I hate vague, meaningless movie titles. Inception, Defiance, Out of Sight, Conviction. I don’t want a movie title that makes me ask, “Is that the one about….or is it the other, similarly-titled one about something else?”

A great title is specific and particular and probably can’t get past focus groups. A great title identifies the movie; for good or ill, you won’t be mistaking it for another movie (except for that time I went to the video store for Edward Scissorhands and came home with Ed Wood).
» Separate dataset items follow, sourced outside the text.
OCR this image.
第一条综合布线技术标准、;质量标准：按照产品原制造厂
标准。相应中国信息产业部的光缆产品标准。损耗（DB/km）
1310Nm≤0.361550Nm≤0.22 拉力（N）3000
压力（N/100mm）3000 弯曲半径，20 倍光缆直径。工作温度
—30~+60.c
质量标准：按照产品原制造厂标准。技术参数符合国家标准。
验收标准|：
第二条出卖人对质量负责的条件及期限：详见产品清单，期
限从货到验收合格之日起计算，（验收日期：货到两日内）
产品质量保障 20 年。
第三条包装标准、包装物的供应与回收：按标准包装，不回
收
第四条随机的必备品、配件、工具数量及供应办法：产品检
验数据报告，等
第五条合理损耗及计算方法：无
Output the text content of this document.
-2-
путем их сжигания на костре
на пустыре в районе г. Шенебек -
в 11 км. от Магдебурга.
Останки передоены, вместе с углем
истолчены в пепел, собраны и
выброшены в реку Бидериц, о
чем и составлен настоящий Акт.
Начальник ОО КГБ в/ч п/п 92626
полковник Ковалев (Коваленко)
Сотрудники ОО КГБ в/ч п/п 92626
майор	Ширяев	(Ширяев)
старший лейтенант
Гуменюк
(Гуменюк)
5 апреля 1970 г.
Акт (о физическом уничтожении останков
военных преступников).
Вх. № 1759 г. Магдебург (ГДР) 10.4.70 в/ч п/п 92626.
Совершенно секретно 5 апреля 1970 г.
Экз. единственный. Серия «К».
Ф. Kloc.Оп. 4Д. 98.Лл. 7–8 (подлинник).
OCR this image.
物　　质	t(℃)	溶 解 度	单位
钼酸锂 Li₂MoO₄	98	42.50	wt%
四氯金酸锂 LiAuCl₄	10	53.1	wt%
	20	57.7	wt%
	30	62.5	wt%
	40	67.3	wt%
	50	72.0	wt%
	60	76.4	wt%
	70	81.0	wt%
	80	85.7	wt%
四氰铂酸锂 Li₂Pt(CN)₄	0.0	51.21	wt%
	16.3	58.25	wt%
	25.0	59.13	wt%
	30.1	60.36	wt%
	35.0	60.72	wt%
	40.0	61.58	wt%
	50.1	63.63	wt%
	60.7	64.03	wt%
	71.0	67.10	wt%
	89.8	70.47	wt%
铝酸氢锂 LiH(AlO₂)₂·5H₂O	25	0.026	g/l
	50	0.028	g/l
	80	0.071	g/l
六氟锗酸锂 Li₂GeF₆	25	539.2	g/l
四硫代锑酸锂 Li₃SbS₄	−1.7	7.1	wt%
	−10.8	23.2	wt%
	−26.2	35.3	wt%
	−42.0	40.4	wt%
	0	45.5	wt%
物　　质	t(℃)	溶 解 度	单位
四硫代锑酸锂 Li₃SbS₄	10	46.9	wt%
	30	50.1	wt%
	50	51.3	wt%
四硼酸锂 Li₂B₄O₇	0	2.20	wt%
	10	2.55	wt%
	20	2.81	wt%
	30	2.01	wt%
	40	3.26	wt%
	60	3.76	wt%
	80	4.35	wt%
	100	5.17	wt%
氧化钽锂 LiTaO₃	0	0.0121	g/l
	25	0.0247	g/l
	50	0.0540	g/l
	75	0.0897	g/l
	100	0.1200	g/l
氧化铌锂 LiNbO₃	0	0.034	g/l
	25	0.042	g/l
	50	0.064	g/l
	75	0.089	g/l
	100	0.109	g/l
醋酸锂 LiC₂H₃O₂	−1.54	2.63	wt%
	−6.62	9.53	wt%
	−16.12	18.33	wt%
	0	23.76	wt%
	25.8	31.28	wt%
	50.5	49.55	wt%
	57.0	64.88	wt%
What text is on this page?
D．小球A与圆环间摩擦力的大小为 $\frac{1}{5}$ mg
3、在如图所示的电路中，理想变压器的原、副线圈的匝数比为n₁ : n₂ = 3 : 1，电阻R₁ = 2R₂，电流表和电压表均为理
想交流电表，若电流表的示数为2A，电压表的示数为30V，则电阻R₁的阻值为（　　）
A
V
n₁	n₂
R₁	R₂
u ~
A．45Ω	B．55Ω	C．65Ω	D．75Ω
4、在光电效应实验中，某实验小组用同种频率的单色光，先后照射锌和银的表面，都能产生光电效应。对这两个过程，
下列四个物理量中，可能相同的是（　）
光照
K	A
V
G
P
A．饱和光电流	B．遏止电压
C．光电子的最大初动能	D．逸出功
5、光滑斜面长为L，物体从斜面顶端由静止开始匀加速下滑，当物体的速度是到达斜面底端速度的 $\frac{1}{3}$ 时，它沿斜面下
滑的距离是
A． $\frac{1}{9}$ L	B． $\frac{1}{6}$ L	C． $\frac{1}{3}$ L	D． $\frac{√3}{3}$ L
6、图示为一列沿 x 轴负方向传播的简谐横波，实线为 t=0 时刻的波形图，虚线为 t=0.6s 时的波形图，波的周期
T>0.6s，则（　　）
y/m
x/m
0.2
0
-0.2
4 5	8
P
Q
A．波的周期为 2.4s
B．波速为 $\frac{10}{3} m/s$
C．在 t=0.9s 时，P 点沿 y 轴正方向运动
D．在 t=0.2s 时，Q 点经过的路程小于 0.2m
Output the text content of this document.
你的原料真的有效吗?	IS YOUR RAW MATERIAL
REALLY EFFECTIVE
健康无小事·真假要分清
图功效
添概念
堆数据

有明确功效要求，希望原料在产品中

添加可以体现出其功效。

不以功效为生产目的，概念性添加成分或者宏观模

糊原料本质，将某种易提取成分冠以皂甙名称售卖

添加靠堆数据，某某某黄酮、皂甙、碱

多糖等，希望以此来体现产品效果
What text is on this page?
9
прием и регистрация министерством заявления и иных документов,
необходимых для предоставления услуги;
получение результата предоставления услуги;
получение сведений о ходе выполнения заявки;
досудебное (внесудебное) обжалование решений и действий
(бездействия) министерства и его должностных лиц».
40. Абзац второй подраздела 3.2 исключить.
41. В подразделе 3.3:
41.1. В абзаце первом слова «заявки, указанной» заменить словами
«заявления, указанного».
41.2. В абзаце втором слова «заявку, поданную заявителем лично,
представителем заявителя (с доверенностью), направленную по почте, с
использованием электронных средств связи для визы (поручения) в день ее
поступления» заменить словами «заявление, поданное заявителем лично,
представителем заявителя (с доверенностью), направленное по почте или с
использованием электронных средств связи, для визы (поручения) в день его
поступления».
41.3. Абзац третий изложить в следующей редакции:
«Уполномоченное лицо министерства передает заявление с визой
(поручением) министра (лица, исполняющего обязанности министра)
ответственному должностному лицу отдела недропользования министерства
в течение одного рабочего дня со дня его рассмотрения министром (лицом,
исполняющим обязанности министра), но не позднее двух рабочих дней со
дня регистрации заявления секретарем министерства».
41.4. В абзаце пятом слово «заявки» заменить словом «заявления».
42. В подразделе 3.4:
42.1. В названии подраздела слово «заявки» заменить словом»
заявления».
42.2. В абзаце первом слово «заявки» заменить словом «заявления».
Proper nouns really work in movie titles. Saving Private Ryan. Schindler’s List. What’s Eating Gilbert Grape? The Outlaw Josey Wales. Erin Brockovich is a great title because you definitely don’t mix it up with anything else, but of course, Hollywood thinks women are icky, so Betty Anne Waters gets renamed Conviction. Which might be the movie about dreams with Leonardo DiCaprio, or it might be the movie about adultery with Diane Lane. Or some other movie.

I would much rather see a marquee with The Assassination of Jesse James by the Coward Robert Ford than Life As We Know It, or You Again, or As Good As Dead. With the first one, I see a filmmaker and production company with the courage to stand behind their film. With the others, I see producers afraid of nouns. If you’re afraid of nouns, you probably aren’t making a very ballsy movie.

2 comments

  1. Dawa Lhamo says:

    But abstract movie titles are so chic! 😉

    Seriously, “The Town”. Sounds like it could be anything. My guess from the title was an M. Night Shyamalan type of movie. 🙂

    Sometimes I like to just go to the movie theatre and see what’s playing, but it’s so difficult to figure out even what genre a movie is by the title anymore. Thank goodness for imdb.

  2. Ellen says:

    I know just what you mean. “Conviction” may very well be a good movie (I’ve yet to see it…), but it’s a terrible title.